Michael Tilson Thomas, Dawn Upshaw, Ursula Oppens and Peter Serkin Featured in Tanglewood’s Festival of Contemporary Music

Dawn Upshaw (photo Brooke Irish)

Dawn Upshaw (photo Brooke Irish)

(LENOX, Mass.) – Conductor Michael Tilson Thomas, soprano Dawn Upshaw, and pianists Ursula Oppens and Peter Serkin will be featured performers in Tanglewood’s Festival of Contemporary Music, running now through Monday, July 27, 2015, in Ozawa Hall at Tanglewood. The festival features programs curated by Oliver Knussen, John Harbison, and Michael Gandolfi; a memoriam tribute concert to Gunther Schuller; and a dozen new works commissioned in honor of the Tanglewood Music Center’s 75th anniversary season.

The festival will feature the world premiere of Gunther Schuller’s “Magical Trumpets,” on a program with several works by composers Schuller championed: Maderna, Carter, Perle, and Wuorinen, on Thursday, July 23, at 8pm. Conductor Jonathan Berman will conduct Schuller’s Magical Trumpets  and Concerto da Camera, as well as Maderna’s Serenata 2 and Wourinen’s Megalith for piano and ensemble, featuring Peter Serkin as soloist (a TMC75 commission). Stefan Asbury will lead the TMC Fellows in Carter’s “A Sunbeam’s Architecture.”

On Friday, July 24, at 2:30pm, John Harbison will conduct the Tanglewood Music Center Fellows in a program featuring pianist Ursula Oppens in works by Primosch, Dallapiccola, Harbison, Helen Grime, Shulamit Ran, and Levinson.

The Saturday, July 25 program at 2:30pm, featuring soprano Dawn Upshaw, includes new works by Augusta Read Thomas, Steve Mackey, Bright Sheng, and Michael Gandolfi.

The festival continues on Sunday with two concerts, and concludes on Monday, July 27, at 8pm in Ozawa Hall, with Michael Tilson Thomas conducting the Tanglewood Music Center Orchestra and the BUTI Chorus in a program of works by Leonard Bernstein, Lukas Foss, Aaron Copland and Charles Ives.

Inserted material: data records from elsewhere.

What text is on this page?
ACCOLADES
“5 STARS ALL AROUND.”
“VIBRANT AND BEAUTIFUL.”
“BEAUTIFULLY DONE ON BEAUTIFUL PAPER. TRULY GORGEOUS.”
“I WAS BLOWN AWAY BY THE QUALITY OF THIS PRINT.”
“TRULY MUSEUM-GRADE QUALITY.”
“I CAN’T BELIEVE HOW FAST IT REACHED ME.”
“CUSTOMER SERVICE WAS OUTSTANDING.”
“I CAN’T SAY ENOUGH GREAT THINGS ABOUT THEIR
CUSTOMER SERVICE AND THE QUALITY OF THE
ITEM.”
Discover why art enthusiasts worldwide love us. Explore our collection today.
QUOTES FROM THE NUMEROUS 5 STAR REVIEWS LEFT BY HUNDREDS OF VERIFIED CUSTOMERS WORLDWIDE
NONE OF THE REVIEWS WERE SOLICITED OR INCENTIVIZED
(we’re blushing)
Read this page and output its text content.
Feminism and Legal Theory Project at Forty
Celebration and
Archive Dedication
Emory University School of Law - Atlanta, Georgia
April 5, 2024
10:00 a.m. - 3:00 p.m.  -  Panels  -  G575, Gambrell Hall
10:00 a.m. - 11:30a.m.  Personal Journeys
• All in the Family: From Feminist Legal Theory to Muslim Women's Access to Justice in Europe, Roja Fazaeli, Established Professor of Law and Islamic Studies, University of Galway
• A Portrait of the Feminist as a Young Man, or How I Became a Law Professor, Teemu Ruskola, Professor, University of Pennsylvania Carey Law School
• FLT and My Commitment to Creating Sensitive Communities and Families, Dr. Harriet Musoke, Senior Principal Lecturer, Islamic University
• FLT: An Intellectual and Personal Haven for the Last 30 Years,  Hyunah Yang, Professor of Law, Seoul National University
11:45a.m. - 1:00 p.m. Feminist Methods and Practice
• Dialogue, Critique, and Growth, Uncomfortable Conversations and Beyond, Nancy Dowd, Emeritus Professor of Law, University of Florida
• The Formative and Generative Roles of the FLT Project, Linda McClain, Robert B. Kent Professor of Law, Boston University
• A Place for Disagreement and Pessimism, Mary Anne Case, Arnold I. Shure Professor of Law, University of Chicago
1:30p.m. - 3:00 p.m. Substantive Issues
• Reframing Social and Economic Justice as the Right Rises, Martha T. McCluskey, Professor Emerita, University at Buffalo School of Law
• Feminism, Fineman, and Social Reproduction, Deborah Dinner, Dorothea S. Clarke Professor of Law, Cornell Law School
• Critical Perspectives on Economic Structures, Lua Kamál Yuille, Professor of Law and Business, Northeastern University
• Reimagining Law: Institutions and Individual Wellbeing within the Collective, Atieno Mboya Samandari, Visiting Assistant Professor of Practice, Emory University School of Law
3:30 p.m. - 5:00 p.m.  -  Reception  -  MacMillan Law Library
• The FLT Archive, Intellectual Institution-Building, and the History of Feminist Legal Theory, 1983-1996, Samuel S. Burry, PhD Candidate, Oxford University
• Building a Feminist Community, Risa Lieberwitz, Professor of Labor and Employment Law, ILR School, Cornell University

TMC75 commissions features works by composers with close ties to the TMC: orchestra works by Andreia Pinto Correia, Detlev Glanert, Einojuhani Rautavaara, John Williams, and Robert Zuidam; a dramatic cantata by Betsy Jolas; chamber works by Bright Sheng, Augusta Read Thomas, and Charles Wuorinen; string quartets by Oscar Bettison, Colin Matthews, and Marc Neikrug; and vocal works by Steven Mackey, Ned Rorem, Sean Shepherd, Alan Smith, and Yehudi Wyner.